This is from an article from https://www.tes.com/news/fe-white-paper-what-do-sector-leaders-want-it-say

 

The White Paper in the autumn could cover a broad range of issues, but sector leaders are clear on what they want it to say

The House of Commons Education Select Committee today heard from a range of sector leaders on the FE White Paper, expected in the autumn.

Each of the speakers highlighted the need for extra funding, as well for a national plan considering both the sector as a whole and local and regional need.

All participants were asked what three things they would like reflected in the government’s plans for FE. Here is what they said.

Bill Watkin, chief executive of the Sixth Form Colleges Association:

“It is absolutely essential that we protect the applied general qualifications, BTECs and so on, because that is going to disenfranchise a huge number of young people if we don’t do that.

“We must make sure that funding levels are fit for purpose, and we have got to make sure that we take a rounded approach to opening new provision for 16- to 18-year-olds and make sure we are joined up.”

Stephen Evans, chief executive of the Learning and Work Institute:

“We should set a higher ambition, backed by investment. We argued for another £1.9 billion pounds across England, which would help to double attainment at level 1 and 2.

“The second is a lifelong learning entitlement for people – a broader entitlement that includes retraining and the right to retrain. And the last is investment in learning and skills as part of a local ecosystem where we measure the outcomes.”

David Robinson, director of Post-16 and Skills at Education Policy Institute:

“The first priority is funding. The second is ensuring that we don’t just focus on T levels and higher technical qualifications, but also focus on the tail of underperformance we have. We have got 43 per cent of people not achieving a level 3 by the age of 19 and some of the lowest literacy and numeracy across developed countries – that needs to be addressed.

“And lastly, it is about closing the disadvantage gap. We see disadvantage continuing to have an effect. There is a strong argument for expanding from area-based disadvantage funding to pupil-based funding.”

Jane Hickie, managing director at the Association of Employment and Learning providers:

“One is putting the apprenticeships funding on a long-term sustainable footing, which is about letting levy-payers use the funding as they wish and having a standalone budget for SMEs.

“The second is better support for level 2, and more investment in the adult education budget so that works better.”

Kirstie Donnelly, chief executive of City & Guilds Group:

“To me, they are interlinked. We need to address adult lifelong learning and almost drop the ‘adult’. Lifelong learning should be the ecosystem that underpins the White Paper. The FE White Paper should be looking at lifelong learning that goes all the way through and the transition we were talking about. There needs to be more investment and funding into lifelong learning. As part of that, we’d like to see an entitlement for careers, advice and guidance.
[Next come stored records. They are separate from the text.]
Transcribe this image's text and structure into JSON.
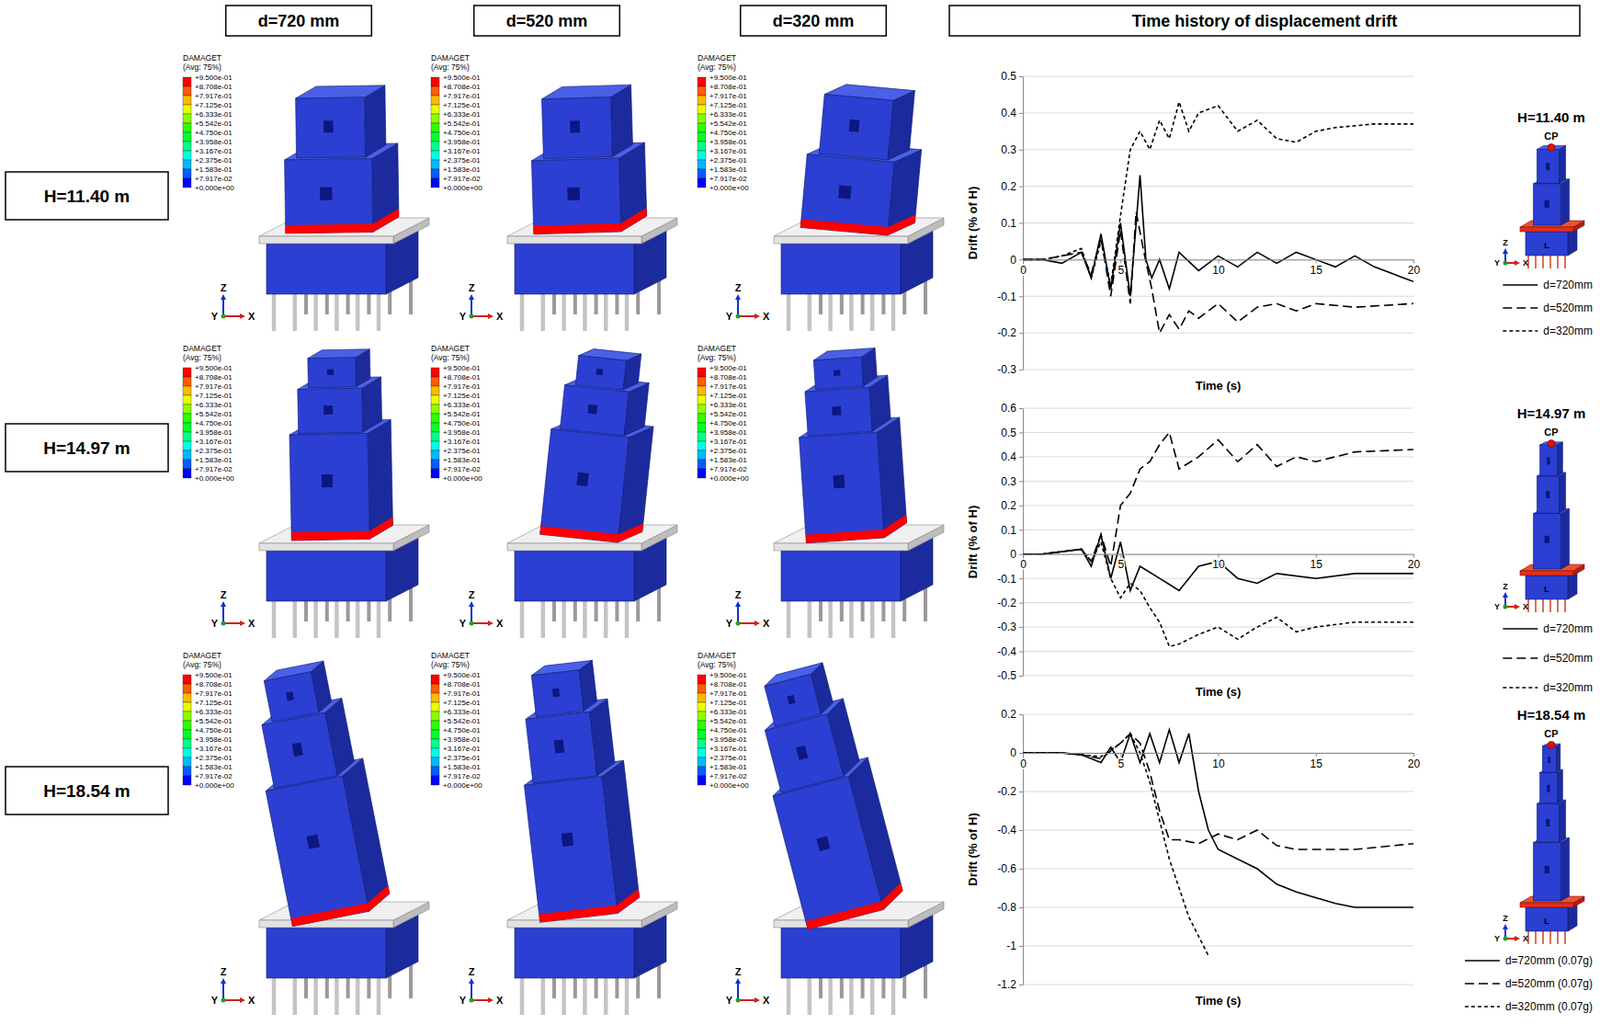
{
  "header": {
    "columns": [
      "d=720 mm",
      "d=520 mm",
      "d=320 mm"
    ],
    "chart_column": "Time history of displacement drift"
  },
  "rows": [
    "H=11.40 m",
    "H=14.97 m",
    "H=18.54 m"
  ],
  "contour_legend": {
    "title": "DAMAGET",
    "subtitle": "(Avg: 75%)",
    "ticks": [
      {
        "value": 0.95,
        "label": "+9.500e-01"
      },
      {
        "value": 0.8708,
        "label": "+8.708e-01"
      },
      {
        "value": 0.7917,
        "label": "+7.917e-01"
      },
      {
        "value": 0.7125,
        "label": "+7.125e-01"
      },
      {
        "value": 0.6333,
        "label": "+6.333e-01"
      },
      {
        "value": 0.5542,
        "label": "+5.542e-01"
      },
      {
        "value": 0.475,
        "label": "+4.750e-01"
      },
      {
        "value": 0.3958,
        "label": "+3.958e-01"
      },
      {
        "value": 0.3167,
        "label": "+3.167e-01"
      },
      {
        "value": 0.2375,
        "label": "+2.375e-01"
      },
      {
        "value": 0.1583,
        "label": "+1.583e-01"
      },
      {
        "value": 0.07917,
        "label": "+7.917e-02"
      },
      {
        "value": 0,
        "label": "+0.000e+00"
      }
    ],
    "colors": [
      "#ff0000",
      "#ff5d00",
      "#ffb900",
      "#e8ff00",
      "#8bff00",
      "#2eff00",
      "#00ff2e",
      "#00ff8b",
      "#00ffe8",
      "#00b9ff",
      "#005dff",
      "#0000ff"
    ]
  },
  "axis_triad": [
    "Z",
    "Y",
    "X"
  ],
  "chart_data": [
    {
      "type": "line",
      "title": "H=11.40 m",
      "annotations": [
        "CP",
        "L"
      ],
      "xlabel": "Time (s)",
      "ylabel": "Drift (% of H)",
      "xlim": [
        0,
        20
      ],
      "xticks": [
        0,
        5,
        10,
        15,
        20
      ],
      "ylim": [
        -0.3,
        0.5
      ],
      "yticks": [
        -0.3,
        -0.2,
        -0.1,
        0,
        0.1,
        0.2,
        0.3,
        0.4,
        0.5
      ],
      "grid": true,
      "legend": "right",
      "series": [
        {
          "name": "d=720mm",
          "color": "#000000",
          "line_style": "solid",
          "x": [
            0,
            1,
            2,
            3,
            3.5,
            4,
            4.5,
            5,
            5.5,
            6,
            6.3,
            6.6,
            7,
            7.5,
            8,
            9,
            10,
            11,
            12,
            13,
            14,
            15,
            16,
            17,
            18,
            19,
            20
          ],
          "values": [
            0,
            0,
            -0.01,
            0.02,
            -0.05,
            0.07,
            -0.08,
            0.1,
            -0.1,
            0.23,
            0,
            -0.05,
            0,
            -0.08,
            0.02,
            -0.03,
            0.01,
            -0.02,
            0.02,
            -0.01,
            0.02,
            0,
            -0.02,
            0.01,
            -0.02,
            -0.04,
            -0.06
          ]
        },
        {
          "name": "d=520mm",
          "color": "#000000",
          "line_style": "long_dash",
          "x": [
            0,
            1,
            2,
            3,
            3.5,
            4,
            4.5,
            5,
            5.5,
            5.8,
            6.2,
            6.6,
            7,
            7.5,
            8,
            8.5,
            9,
            10,
            11,
            12,
            13,
            14,
            15,
            17,
            20
          ],
          "values": [
            0,
            0,
            0.01,
            0.02,
            -0.04,
            0.06,
            -0.1,
            0.08,
            -0.12,
            0.13,
            0.02,
            -0.08,
            -0.2,
            -0.15,
            -0.19,
            -0.14,
            -0.16,
            -0.12,
            -0.17,
            -0.13,
            -0.12,
            -0.14,
            -0.12,
            -0.13,
            -0.12
          ]
        },
        {
          "name": "d=320mm",
          "color": "#000000",
          "line_style": "short_dash",
          "x": [
            0,
            1,
            2,
            3,
            3.5,
            4,
            4.5,
            5,
            5.5,
            6,
            6.5,
            7,
            7.5,
            8,
            8.5,
            9,
            10,
            11,
            12,
            13,
            14,
            15,
            16,
            18,
            20
          ],
          "values": [
            0,
            0,
            0.01,
            0.03,
            -0.05,
            0.05,
            -0.07,
            0.12,
            0.3,
            0.35,
            0.3,
            0.38,
            0.33,
            0.43,
            0.35,
            0.4,
            0.42,
            0.35,
            0.38,
            0.33,
            0.32,
            0.35,
            0.36,
            0.37,
            0.37
          ]
        }
      ]
    },
    {
      "type": "line",
      "title": "H=14.97 m",
      "annotations": [
        "CP",
        "L"
      ],
      "xlabel": "Time (s)",
      "ylabel": "Drift (% of H)",
      "xlim": [
        0,
        20
      ],
      "xticks": [
        0,
        5,
        10,
        15,
        20
      ],
      "ylim": [
        -0.5,
        0.6
      ],
      "yticks": [
        -0.5,
        -0.4,
        -0.3,
        -0.2,
        -0.1,
        0,
        0.1,
        0.2,
        0.3,
        0.4,
        0.5,
        0.6
      ],
      "grid": true,
      "legend": "right",
      "series": [
        {
          "name": "d=720mm",
          "color": "#000000",
          "line_style": "solid",
          "x": [
            0,
            1,
            2,
            3,
            3.5,
            4,
            4.5,
            5,
            5.5,
            6,
            7,
            8,
            9,
            10,
            11,
            12,
            13,
            15,
            17,
            20
          ],
          "values": [
            0,
            0,
            0.01,
            0.02,
            -0.05,
            0.08,
            -0.1,
            0.05,
            -0.15,
            -0.05,
            -0.1,
            -0.15,
            -0.05,
            -0.03,
            -0.1,
            -0.12,
            -0.08,
            -0.1,
            -0.08,
            -0.08
          ]
        },
        {
          "name": "d=520mm",
          "color": "#000000",
          "line_style": "long_dash",
          "x": [
            0,
            1,
            2,
            3,
            3.5,
            4,
            4.5,
            5,
            5.5,
            6,
            6.5,
            7,
            7.5,
            8,
            9,
            10,
            11,
            12,
            13,
            14,
            15,
            17,
            20
          ],
          "values": [
            0,
            0,
            0.01,
            0.02,
            -0.03,
            0.08,
            -0.05,
            0.2,
            0.25,
            0.35,
            0.38,
            0.45,
            0.5,
            0.35,
            0.4,
            0.47,
            0.38,
            0.45,
            0.36,
            0.4,
            0.38,
            0.42,
            0.43
          ]
        },
        {
          "name": "d=320mm",
          "color": "#000000",
          "line_style": "short_dash",
          "x": [
            0,
            1,
            2,
            3,
            3.5,
            4,
            4.5,
            5,
            5.5,
            6,
            6.5,
            7,
            7.5,
            8,
            9,
            10,
            11,
            12,
            13,
            14,
            15,
            17,
            20
          ],
          "values": [
            0,
            0,
            0.01,
            0.02,
            -0.03,
            0.05,
            -0.1,
            -0.18,
            -0.12,
            -0.15,
            -0.22,
            -0.28,
            -0.38,
            -0.37,
            -0.33,
            -0.3,
            -0.35,
            -0.3,
            -0.26,
            -0.32,
            -0.3,
            -0.28,
            -0.28
          ]
        }
      ]
    },
    {
      "type": "line",
      "title": "H=18.54 m",
      "annotations": [
        "CP",
        "L"
      ],
      "xlabel": "Time (s)",
      "ylabel": "Drift (% of H)",
      "xlim": [
        0,
        20
      ],
      "xticks": [
        0,
        5,
        10,
        15,
        20
      ],
      "ylim": [
        -1.2,
        0.2
      ],
      "yticks": [
        -1.2,
        -1,
        -0.8,
        -0.6,
        -0.4,
        -0.2,
        0,
        0.2
      ],
      "grid": true,
      "legend": "right",
      "series": [
        {
          "name": "d=720mm (0.07g)",
          "color": "#000000",
          "line_style": "solid",
          "x": [
            0,
            1,
            2,
            3,
            4,
            4.5,
            5,
            5.5,
            6,
            6.5,
            7,
            7.5,
            8,
            8.5,
            9,
            9.5,
            10,
            11,
            12,
            13,
            14,
            15,
            16,
            17,
            18,
            20
          ],
          "values": [
            0,
            0,
            0,
            -0.01,
            -0.05,
            0.03,
            -0.05,
            0.1,
            -0.05,
            0.1,
            -0.05,
            0.12,
            -0.05,
            0.1,
            -0.2,
            -0.4,
            -0.5,
            -0.55,
            -0.6,
            -0.68,
            -0.72,
            -0.75,
            -0.78,
            -0.8,
            -0.8,
            -0.8
          ]
        },
        {
          "name": "d=520mm (0.07g)",
          "color": "#000000",
          "line_style": "long_dash",
          "x": [
            0,
            1,
            2,
            3,
            4,
            5,
            5.5,
            6,
            6.5,
            7,
            7.5,
            8,
            9,
            10,
            11,
            12,
            13,
            14,
            15,
            17,
            20
          ],
          "values": [
            0,
            0,
            0,
            -0.01,
            -0.03,
            0.05,
            0.1,
            0.05,
            -0.1,
            -0.3,
            -0.45,
            -0.45,
            -0.47,
            -0.42,
            -0.45,
            -0.4,
            -0.48,
            -0.5,
            -0.5,
            -0.5,
            -0.47
          ]
        },
        {
          "name": "d=320mm (0.07g)",
          "color": "#000000",
          "line_style": "short_dash",
          "x": [
            0,
            1,
            2,
            3,
            4,
            5,
            5.5,
            6,
            6.5,
            7,
            7.5,
            8,
            8.5,
            9,
            9.5
          ],
          "values": [
            0,
            0,
            0,
            -0.01,
            -0.02,
            0.05,
            0.1,
            0,
            -0.15,
            -0.35,
            -0.55,
            -0.7,
            -0.85,
            -0.95,
            -1.05
          ]
        }
      ]
    }
  ]
}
“The second would be a national plan for skills, but one that is then devolved locally and regionally with flexible funding to have flexible skills credits and flexibilities that can respond to local need.

“My third one would be for us to reimagine how learning could be supported by digital transformation because it is not going to go away. It is more an employer-owned agenda than it is a solely state-owned agenda.”

David Hughes, chief executive of the Association of Colleges:

“My three are a national strategy which is backed up by place-based plans in collaboration of everyone in the locality. Secondly, I want colleges to be funded to provide advice directly to employers in specialised sectors of the economy that needs it.

“And thirdly, I want Dame Mary Ney’s nurturing relationship implemented. And that will need a complete stripping out of bureaucracy, moving to outcome-based funding and a much more mature, strategic relationship between government and colleges.”